The flight took place at Vertical’s Flight Test Centre at Cotswold Airport in Gloucestershire, UK, on June 5, 2026, following the issuance of a new Permit to Fly from the UK Civil Aviation Authority (CAA). Test pilot Paul Stone conducted the flight at 08:49 local time.
The new aircraft shares the same configuration as Vertical’s existing full-scale prototype, which has already completed all four phases of the piloted flight test campaign — thrustborne, wingborne and two-way transition flight — the last of which was completed in April 2026 under the CAA’s Design Organisation Approval regulatory oversight. The new prototype will progress through all the same phases independently, beginning in an all-electric configuration.
Once all flight test phases are complete, Vertical intends to retrofit the third prototype for hybrid-electric flight testing. The hybrid-electric variant is expected to address applications requiring greater range and payload capability across defense, logistics and wider commercial sectors.
Stuart Simpson, CEO of Vertical Aerospace, said, “Getting our latest prototype into flight testing is an important milestone because it allows us to learn faster in real world conditions and keep building momentum towards certification. Expanding the flight test fleet will help us validate the aircraft more quickly, reduce risk, and move more efficiently towards bringing Valo into service.”
The new aircraft is the last prototype to enter the fleet before Vertical completes Critical Design Review (CDR), the program milestone that establishes the certifiable design baseline and locks aircraft configuration ahead of full-scale certification testing. Following CDR, the company will begin preparations for assembly of its first pre-production aircraft. Vertical confirmed in its Q1 2026 update in May that it remains on track to complete CDR.

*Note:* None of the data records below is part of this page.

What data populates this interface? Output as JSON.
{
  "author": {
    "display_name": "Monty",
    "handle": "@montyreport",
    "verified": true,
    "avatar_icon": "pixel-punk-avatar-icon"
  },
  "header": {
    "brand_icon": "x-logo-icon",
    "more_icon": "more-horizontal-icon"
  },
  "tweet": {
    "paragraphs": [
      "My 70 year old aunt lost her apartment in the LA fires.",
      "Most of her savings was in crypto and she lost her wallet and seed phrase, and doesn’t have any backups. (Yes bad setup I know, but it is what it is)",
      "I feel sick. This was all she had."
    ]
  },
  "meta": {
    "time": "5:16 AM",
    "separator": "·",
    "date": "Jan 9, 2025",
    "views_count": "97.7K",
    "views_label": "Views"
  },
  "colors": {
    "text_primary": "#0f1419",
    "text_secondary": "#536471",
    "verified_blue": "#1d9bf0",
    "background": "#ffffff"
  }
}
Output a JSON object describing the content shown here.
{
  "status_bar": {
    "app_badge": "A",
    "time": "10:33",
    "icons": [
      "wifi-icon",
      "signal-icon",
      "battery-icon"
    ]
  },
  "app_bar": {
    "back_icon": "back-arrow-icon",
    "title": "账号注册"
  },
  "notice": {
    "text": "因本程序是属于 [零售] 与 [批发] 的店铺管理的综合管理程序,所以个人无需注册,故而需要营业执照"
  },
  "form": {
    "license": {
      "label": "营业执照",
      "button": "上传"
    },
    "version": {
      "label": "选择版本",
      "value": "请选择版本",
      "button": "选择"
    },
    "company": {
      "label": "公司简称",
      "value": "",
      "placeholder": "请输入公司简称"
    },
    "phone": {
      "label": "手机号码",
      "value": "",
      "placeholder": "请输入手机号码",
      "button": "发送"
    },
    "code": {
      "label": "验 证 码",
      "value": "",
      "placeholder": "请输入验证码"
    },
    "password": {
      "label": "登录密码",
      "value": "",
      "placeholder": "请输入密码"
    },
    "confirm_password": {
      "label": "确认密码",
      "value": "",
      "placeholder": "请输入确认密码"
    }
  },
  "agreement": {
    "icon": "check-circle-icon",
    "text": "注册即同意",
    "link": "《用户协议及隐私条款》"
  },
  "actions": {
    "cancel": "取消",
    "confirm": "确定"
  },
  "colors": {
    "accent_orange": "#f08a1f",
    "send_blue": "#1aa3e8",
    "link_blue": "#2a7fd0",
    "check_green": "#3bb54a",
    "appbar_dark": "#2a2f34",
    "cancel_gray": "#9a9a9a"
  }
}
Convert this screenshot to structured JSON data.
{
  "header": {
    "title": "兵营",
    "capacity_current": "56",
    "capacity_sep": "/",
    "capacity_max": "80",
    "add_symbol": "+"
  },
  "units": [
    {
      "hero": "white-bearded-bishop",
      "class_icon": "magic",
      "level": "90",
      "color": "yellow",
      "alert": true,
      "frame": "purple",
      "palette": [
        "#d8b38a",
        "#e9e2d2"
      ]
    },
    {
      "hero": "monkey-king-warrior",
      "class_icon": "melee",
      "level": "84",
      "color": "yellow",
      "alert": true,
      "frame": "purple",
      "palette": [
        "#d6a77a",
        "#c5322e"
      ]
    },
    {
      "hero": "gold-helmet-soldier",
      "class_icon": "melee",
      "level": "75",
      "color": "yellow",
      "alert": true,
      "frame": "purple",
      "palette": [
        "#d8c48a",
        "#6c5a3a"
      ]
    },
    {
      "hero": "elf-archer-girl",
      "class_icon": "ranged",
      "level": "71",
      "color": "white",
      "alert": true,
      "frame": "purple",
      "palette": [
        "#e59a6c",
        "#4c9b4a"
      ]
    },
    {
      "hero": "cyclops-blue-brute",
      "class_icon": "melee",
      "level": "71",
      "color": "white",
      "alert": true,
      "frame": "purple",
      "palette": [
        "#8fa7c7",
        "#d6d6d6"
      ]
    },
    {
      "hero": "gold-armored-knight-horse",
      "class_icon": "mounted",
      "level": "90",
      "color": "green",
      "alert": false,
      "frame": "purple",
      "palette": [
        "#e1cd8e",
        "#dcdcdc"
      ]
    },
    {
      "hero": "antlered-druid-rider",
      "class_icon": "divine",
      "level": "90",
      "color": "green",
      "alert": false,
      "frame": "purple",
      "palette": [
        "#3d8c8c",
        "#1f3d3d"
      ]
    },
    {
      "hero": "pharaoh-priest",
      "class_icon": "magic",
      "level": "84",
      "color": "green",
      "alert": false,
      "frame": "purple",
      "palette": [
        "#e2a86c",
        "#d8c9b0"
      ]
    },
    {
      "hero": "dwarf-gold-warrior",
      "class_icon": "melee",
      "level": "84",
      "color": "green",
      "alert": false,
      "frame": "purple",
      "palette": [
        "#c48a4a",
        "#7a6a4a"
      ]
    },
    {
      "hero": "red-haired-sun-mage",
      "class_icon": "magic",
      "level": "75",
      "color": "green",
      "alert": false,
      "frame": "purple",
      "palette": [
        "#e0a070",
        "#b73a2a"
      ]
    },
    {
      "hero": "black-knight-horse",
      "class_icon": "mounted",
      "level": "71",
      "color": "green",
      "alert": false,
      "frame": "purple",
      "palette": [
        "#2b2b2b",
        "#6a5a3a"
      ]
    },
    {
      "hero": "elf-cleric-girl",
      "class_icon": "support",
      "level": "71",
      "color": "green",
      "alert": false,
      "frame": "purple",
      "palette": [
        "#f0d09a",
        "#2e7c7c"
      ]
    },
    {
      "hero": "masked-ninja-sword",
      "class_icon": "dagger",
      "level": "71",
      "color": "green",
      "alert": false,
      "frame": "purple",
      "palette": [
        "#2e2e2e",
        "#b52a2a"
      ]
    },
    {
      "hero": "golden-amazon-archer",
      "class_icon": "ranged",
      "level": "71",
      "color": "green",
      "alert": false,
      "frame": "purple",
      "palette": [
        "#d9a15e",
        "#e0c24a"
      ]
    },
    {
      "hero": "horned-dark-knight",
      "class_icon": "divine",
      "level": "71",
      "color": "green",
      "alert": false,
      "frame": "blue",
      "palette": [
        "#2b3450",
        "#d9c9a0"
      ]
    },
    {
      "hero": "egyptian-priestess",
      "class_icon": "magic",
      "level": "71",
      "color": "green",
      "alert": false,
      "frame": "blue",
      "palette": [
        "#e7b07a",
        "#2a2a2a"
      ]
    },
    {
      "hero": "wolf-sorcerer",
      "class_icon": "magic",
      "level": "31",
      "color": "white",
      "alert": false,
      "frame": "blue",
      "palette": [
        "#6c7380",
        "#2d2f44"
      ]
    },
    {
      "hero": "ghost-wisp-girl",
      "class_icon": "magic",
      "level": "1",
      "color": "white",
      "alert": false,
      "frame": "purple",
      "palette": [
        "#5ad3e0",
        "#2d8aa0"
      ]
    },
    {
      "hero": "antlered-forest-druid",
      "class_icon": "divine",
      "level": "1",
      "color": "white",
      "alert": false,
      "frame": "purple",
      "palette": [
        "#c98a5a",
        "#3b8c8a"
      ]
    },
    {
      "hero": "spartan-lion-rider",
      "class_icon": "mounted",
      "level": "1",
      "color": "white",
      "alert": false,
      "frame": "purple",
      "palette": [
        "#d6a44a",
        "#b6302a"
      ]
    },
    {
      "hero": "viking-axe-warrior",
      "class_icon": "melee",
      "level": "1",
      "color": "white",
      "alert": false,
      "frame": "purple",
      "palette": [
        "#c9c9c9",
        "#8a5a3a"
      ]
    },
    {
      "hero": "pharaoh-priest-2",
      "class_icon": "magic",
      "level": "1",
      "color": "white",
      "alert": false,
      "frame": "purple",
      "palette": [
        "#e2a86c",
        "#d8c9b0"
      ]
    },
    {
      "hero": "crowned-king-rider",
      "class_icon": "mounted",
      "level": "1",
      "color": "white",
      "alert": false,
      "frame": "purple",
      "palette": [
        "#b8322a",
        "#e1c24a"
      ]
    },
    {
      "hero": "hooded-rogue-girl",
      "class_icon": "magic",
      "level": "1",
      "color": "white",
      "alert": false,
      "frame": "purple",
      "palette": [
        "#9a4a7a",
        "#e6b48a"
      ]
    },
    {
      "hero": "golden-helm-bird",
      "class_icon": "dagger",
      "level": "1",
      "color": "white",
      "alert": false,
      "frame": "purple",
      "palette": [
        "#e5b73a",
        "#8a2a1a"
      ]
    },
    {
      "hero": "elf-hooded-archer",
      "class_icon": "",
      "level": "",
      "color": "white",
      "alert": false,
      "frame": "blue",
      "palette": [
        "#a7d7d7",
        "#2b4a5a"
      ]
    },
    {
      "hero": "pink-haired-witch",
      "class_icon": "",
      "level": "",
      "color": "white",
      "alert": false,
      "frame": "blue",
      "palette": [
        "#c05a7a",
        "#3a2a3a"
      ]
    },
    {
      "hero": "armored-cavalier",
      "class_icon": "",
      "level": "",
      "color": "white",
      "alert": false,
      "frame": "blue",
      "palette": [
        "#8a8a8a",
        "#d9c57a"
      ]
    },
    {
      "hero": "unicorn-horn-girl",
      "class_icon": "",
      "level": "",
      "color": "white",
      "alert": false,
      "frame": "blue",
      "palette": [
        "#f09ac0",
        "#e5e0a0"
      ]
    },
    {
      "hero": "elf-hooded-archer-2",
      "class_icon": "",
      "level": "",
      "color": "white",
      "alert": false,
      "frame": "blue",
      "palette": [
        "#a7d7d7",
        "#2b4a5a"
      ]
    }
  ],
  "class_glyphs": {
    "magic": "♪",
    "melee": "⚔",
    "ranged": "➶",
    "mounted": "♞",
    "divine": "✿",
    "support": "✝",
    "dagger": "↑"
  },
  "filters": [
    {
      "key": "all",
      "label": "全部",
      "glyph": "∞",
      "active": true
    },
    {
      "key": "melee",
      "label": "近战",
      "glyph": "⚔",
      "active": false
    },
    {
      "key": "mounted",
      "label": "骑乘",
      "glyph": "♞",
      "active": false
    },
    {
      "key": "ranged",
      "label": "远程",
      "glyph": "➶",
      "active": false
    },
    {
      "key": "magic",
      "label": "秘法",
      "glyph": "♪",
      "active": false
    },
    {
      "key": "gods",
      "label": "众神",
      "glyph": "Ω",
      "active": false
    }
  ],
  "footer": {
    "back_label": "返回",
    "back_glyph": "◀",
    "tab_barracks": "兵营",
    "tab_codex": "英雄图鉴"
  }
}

Vertical’s flight test program uses full-scale, piloted prototype aircraft with architecture, systems and flight characteristics closely aligned to those of the production-standard Valo aircraft, enabling validation of technologies, systems integration and flight models in support of certification. Valo is designed to carry up to six passengers at speeds of 150mph (241km/h) over ranges of up to 100 miles (160km), with type certification from the CAA and the European Union Aviation Safety Agency targeted for 2028.
The expanded fleet will also support additional public demonstrations in 2026, including appearances at the Farnborough International Airshow in July.